Victor Johann Gottlieb Schröter †.

Stadttheater in Tiflis. Architekt Prof. V. Schröter in St. Petersburg

Mit dem, wie wir bereits kurz meldeten, am 29. April d. J. in St. Petersburg verschiedenen Architekten kais. russ. Wirklichen Staatsrath Prof. Victor Johann Gottlieb Schröter, Excellenz, ist einer der hervorragendsten und vielseitigsten deutsch-russischen Architekten dahingeangen, welcher die deutsche Baukunst, die er durch den Gang seiner Studien vertrat, gegenüber den französischen Einflüssen in Russland zu hohen Ehren brachte.

Schröter war am 27. April 1839 in St.

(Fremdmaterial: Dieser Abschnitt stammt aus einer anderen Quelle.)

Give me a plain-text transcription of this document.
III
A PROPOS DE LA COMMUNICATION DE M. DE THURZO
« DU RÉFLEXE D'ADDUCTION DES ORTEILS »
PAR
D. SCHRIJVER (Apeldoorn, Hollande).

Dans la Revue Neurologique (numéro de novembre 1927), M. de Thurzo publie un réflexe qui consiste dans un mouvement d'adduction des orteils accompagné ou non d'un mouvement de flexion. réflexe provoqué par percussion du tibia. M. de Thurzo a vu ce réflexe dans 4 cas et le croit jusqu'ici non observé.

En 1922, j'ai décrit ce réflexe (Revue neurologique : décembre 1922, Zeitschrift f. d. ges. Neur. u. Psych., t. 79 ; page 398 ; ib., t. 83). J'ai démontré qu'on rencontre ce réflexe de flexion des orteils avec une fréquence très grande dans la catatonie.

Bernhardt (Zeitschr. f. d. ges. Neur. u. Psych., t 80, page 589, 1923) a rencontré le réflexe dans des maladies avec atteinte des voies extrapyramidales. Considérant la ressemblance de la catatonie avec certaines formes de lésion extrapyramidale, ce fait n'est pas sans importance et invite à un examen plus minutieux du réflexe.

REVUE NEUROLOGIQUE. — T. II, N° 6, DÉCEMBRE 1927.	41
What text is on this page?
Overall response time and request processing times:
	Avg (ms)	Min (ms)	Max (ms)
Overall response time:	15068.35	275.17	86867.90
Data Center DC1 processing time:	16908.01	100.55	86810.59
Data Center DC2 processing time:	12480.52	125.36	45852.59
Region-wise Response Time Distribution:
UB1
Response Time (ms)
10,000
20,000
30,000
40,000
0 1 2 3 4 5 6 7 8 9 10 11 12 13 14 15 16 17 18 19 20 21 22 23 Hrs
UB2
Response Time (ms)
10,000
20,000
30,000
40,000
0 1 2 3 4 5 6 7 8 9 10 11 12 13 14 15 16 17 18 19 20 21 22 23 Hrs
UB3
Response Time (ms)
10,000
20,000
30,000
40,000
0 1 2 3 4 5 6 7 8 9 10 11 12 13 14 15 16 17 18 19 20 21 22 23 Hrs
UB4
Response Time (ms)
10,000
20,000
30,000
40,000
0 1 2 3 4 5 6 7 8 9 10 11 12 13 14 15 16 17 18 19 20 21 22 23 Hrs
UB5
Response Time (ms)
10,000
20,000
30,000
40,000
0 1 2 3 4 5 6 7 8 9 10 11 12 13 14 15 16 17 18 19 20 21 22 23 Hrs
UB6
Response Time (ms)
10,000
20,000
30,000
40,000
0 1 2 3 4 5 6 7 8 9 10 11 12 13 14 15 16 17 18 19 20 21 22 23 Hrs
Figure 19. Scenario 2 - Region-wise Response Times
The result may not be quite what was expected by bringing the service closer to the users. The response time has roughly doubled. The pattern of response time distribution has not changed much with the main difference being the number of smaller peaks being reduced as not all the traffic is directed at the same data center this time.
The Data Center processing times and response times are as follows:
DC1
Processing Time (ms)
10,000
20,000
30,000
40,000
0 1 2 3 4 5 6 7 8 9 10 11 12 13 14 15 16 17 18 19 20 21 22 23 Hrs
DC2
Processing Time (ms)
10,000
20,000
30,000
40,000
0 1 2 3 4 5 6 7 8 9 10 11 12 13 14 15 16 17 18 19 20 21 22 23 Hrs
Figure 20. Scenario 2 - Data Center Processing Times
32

Petersburg geboren, wo er auch seine erste Ausbildung genoss, bis er dann im 18. Jahre, 1856, in die kaiserliche Akademie der Künste in St. Petersburg eintrat, um sich dem Studium der Baukunst zu widmen, Seine deutschen Beziehungen veranlassten ihn, dieses Studium in dem Atelier des Professors Ludwig Bohnstedts in Gotha, welcher zu jener Zeit eine ausgebreitete Thätigkeit entfaltete, fortzusetzen, und im Eerfolg seiner Wirksamkeit hier, beeinflusst durch die hellenistischen Bestrebungen Bohnstedts, wählte Schröter die damalige kgl. Bauakademie in Berlin, um seine Studien zum Abschluss zu bringen. Im Jahre 1858 wurde er in den Berliner Architekten-Verein aufgenommen, welchem er bis zu seinem Tode angehörte. Nach Russland zurückgekehrt, entfaltete der Verstorbene hier eine Thätigkeit, die sich in gleichem Maasse durch Umfang wie durch Vielseitigkeit auszeichnete und in welcher er besonders bestrebt war, der Natürlichkeit im Wesen und Material der Baukunst zum Rechte zu verhelfen, wozu seine Lehrthätigkeit, die er im kais. St. Petersburger Institut der Zivil-Ingenieure aufgenommen hatte, sowie seine Eigenschaft als Herausgeber einer russischen architektonischen Zeitschrift ihm eine hervorragende Gelegenheit darboten. Schröter war einer der ersten Architekten, die versuchten, in Russland die Architektur der Ersatzmittel durch Anwendung echter Materialien, wie Ziegel, Sandstein, Marmor, Hartgesteine usw. zu bekämpfen.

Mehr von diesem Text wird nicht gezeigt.